Monday, 2 December 2013

"DO YOU STILL HOLD FAST YOUR INTEGRITY" Bible Reading Thoughts for Dec. 2nd

"DO YOU STILL HOLD FAST YOUR INTEGRITY?"

     Today we started to read the book of Job: it has a powerful message, indeed an important message for us. But it is a strange book in the way the message is conveyed.  We have come to the conclusion that it is an extended parable although built on an actual person and events.  We need to read it exercising our minds on the events which lie behind this parable and what these led to..
     Our understanding is that “when the sons of God came to present themselves before the LORD, and Satan (the ESV footnote says, ‘the adversary’ – and this is the meaning of the Hebrew and how it is translated in passages such as 1 Sam 29 v.4, 2 Sam 19 v.22, 1 Kings 5 v.4 &c) … Satan came among them” [Job 1 v.6]   This is picturing, we suggest, how the LORD sees the hearts and attitudes of those assembled for worship before him  (cf Rev, 2 v,23) and in doing that he perceives any jealousies in their minds.
     Job “was blameless and upright, one who feared God and turned away from evil” [v.1] But because he was so successful in material things, another worshipper was jealous and thinks in his mind, and maybe says aloud to some, “Does Job fear God for no reason?” [v.9] He is thinking Job is only in attendance before God for the material benefits of doing so.  This ‘parable’ illustrates that this is not the case and this is another lesson for us..
     Job’s response to his wife, after calamities befall them and she says, “Do you still hold fast to your integrity?  Curse God and die”  was to say, “You speak as one of the foolish women would speak.  Shall we receive good from God, and shall we not receive evil?” [2 v.9,10]  It is interesting to study the various contexts in which the Hebrew word, translated here as ‘evil’ occurs, for e.g.

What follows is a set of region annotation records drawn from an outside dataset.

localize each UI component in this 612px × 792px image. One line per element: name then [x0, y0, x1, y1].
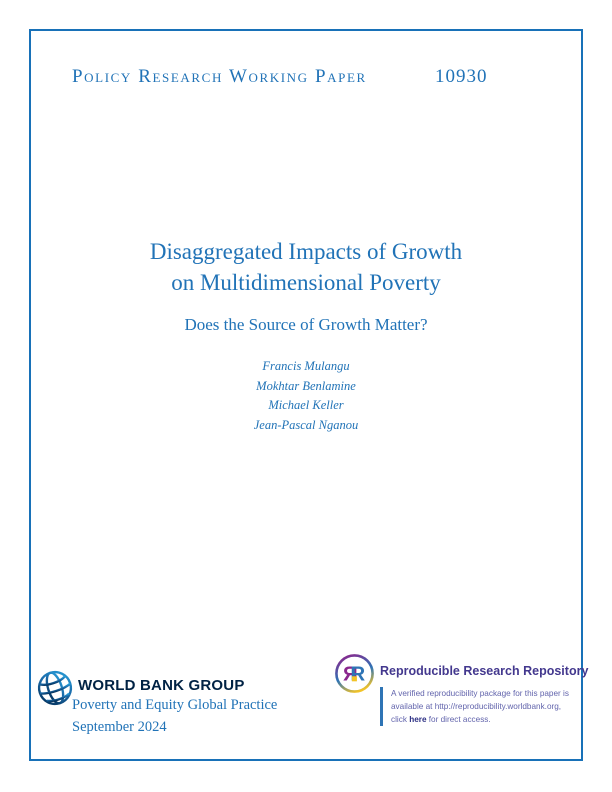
paper-number: 10930: [435, 66, 488, 87]
series-title: Policy Research Working Paper: [72, 66, 367, 87]
repository-note-line1: A verified reproducibility package for t…: [391, 689, 569, 698]
paper-title: Disaggregated Impacts of Growth on Multi…: [31, 236, 581, 298]
rrr-badge-icon: R R: [334, 653, 375, 699]
paper-subtitle: Does the Source of Growth Matter?: [184, 315, 428, 334]
cover-border-frame: [29, 29, 583, 761]
world-bank-globe-icon: [35, 665, 75, 716]
repository-here-link[interactable]: here: [409, 715, 427, 724]
author-name: Michael Keller: [268, 398, 344, 412]
paper-title-line1: Disaggregated Impacts of Growth: [149, 239, 463, 264]
author-name: Francis Mulangu: [262, 359, 350, 373]
svg-text:R: R: [350, 662, 365, 685]
repository-note-line3-post: for direct access.: [426, 715, 491, 724]
paper-title-line2: on Multidimensional Poverty: [171, 270, 441, 295]
author-name: Mokhtar Benlamine: [256, 378, 356, 393]
repository-note-line3: click here for direct access.: [391, 713, 592, 726]
author-list: Francis Mulangu Mokhtar Benlamine Michae…: [31, 357, 581, 435]
publication-date: September 2024: [72, 719, 167, 735]
author-name: Jean-Pascal Nganou: [253, 417, 359, 432]
practice-name: Poverty and Equity Global Practice: [72, 697, 278, 713]
repository-title: Reproducible Research Repository: [380, 664, 589, 678]
repository-note-line2: available at http://reproducibility.worl…: [391, 702, 562, 711]
repository-note-line3-pre: click: [391, 715, 410, 724]
world-bank-group-name: WORLD BANK GROUP: [78, 677, 245, 694]
repository-note: A verified reproducibility package for t…: [380, 687, 592, 726]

Psa. 10 v.6 where it is translated, “adversity.”  Consider all the “evil” Paul experienced when he turned to serve Jesus. 
     It is not until we come to the end of the book that we see the essential point the book is conveying to us.  Job confesses to God, “I had heard of thee by the hearing of the ear, but now my eye sees you; therefore I repent in dust and ashes.”  [ch. 42 v.5,6]  We can say, we have read of God and reasoned in our minds as to what he must be – but how fully do we “see”?  Paul told the Ephesians to have “the eyes of your hearts enlightened” [1 v.18]
     The ‘parable’ is complete in the final verses of the book when Job’s losses are restored  “And the LORD gave Job twice as much as he had before …and the LORD blessed the latter days of Job more than his beginning” [v.10,12]  We can see its application to the fulfilment of the promise of resurrection and the glories of God’s kingdom, “Be faithful unto death and I will give you the crown of life.” [Rev.2 v.10]  Let us hold fast to our integrity – and “receive the crown of life” - not being distracted by present adversity or adversaries.